La historia de Cicatriz (Anagrama) comienza en un espacio intangible: un foro literario en internet. Allí se conocen Sonia y Knut, dos personajes que, sin tocarse nunca, establecen un vínculo tan profundo como perturbador. Él le envía regalos: libros, objetos, prendas… todos robados. Ella los acepta, fascinada y culpable a la vez, sin ser plenamente consciente de que está entrando en una relación de poder, dependencia y deseo en la que las fronteras entre afecto y manipulación se vuelven difusas.
Sara Mesa disecciona este vínculo con una precisión casi quirúrgica. No hay melodrama, ni artificio; solo una prosa limpia, contenida, que avanza con la tensión de lo inevitable. La autora logra que el lector se sienta dentro de esa red invisible que une y asfixia a los personajes. Lo que parece al principio una historia sobre una relación extraña, se convierte en una reflexión sobre la soledad, la necesidad de ser visto, y el peligro de confundir el afecto con la posesión.
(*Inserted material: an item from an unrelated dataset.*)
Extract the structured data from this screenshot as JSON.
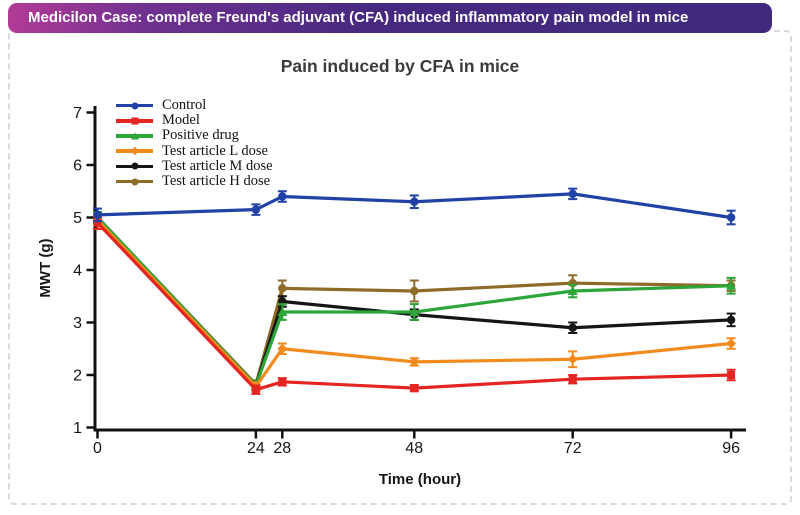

En Cicatriz, los objetos adquieren un protagonismo inquietante. Cada regalo funciona como una marca, una huella del poder que Knut ejerce sobre Sonia. La novela, de fondo, también habla de consumo, de cómo incluso los vínculos humanos pueden reducirse a un intercambio, a una transacción simbólica.
Sara Mesa evita los juicios morales. Nos deja en un territorio ambiguo donde resulta incómodo decidir quién tiene razón, quién manipula, quién se deja manipular. Su escritura —seca, precisa, casi entomológica— convierte la lectura en una experiencia de extraña lucidez.
Personalmente, Cicatriz me dejó una sensación parecida a la que queda tras una conversación demasiado íntima: cierta incomodidad, una mezcla de comprensión y repulsión, y la sospecha de que , en algún momento, hemos sido Sonia o Knut. Esa es, quizá, la mayor virtud de la novela: su capacidad para mostrarnos lo que preferiríamos no ver de nosotros mismos.